Over five decades, Keith has seen it all. When he was still a young student at Howard University, he studied under the great Thurgood Marshall, who became the first black Supreme Court justice in October 1967. That same year Keith was appointed to the federal bench by President Lyndon B. Johnson. 

Keith has lived by the phrase “equal justice under law.” He was told to do so by Marshall at Howard.

“The white men wrote those four words," Keith said Marshall told his students. "When you leave Howard, I want you to go out and practice law and see what you can do to enforce those four words.”

While serving as a federal judge, Keith ordered a new bus policy and that new boundaries be drawn in the Pontiac, Michigan's school district, in order to break up racial segregation in 1970. His bold stance on the issue was met with harsh backlash from anti-segregationists.

A year later he decided on the Hamtramck, Michigan housing discrimination case. Black neighborhoods had been destroyed in the name of urban renewal; Keith ruled against both the local and federal government, and ordered that the issue be remedied by the construction 200 housing units for black residents.

That same year Keith presided over his most high profile case yet: a wiretapping case involving President Richard Nixon and Attorney General John Mitchell. Keith found that the president had illegally wiretapped American citizens; Nixon sued him personally. The case went to the courts, and Keith was found to have acted correctly.

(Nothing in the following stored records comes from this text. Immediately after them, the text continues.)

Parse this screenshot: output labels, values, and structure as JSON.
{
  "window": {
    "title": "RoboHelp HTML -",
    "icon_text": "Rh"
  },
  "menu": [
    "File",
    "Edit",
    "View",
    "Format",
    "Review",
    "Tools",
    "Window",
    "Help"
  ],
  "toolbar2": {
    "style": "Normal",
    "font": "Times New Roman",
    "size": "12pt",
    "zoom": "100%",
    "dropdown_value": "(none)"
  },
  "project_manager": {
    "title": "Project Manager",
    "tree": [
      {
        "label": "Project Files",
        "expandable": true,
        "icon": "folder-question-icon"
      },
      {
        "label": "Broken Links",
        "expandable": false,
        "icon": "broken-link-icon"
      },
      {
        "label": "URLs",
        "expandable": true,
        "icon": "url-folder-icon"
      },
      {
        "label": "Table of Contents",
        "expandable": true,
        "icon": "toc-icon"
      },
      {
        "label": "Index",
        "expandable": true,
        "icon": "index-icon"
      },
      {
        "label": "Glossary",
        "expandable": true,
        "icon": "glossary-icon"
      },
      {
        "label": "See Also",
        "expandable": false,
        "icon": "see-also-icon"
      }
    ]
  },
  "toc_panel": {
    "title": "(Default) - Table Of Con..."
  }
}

Keith's hard work and dedication to justice didn't go unnoticed by others in the executive branch. President Jimmy Carter appointed him to the appeals court in 1977.

Since then, Keith has served on the 6th U.S. Circuit Court of Appeals in Cincinnati, and has continued to fight the good fight, ruling on several landmark cases.

In 2002, for example, he gained national attention for ruling against President George W. Bush, stating that the president can't conduct secret deportation hearings of terrorism suspects.

His opinion on that case was widely read, and is still quoted for its line, "democracies die behind closed doors."

Although he is now 95-years-old, Keith has no plans to give up the bench. He has promised to continue fighting for equal justice under the law to ensure that everyone might be treated "with dignity."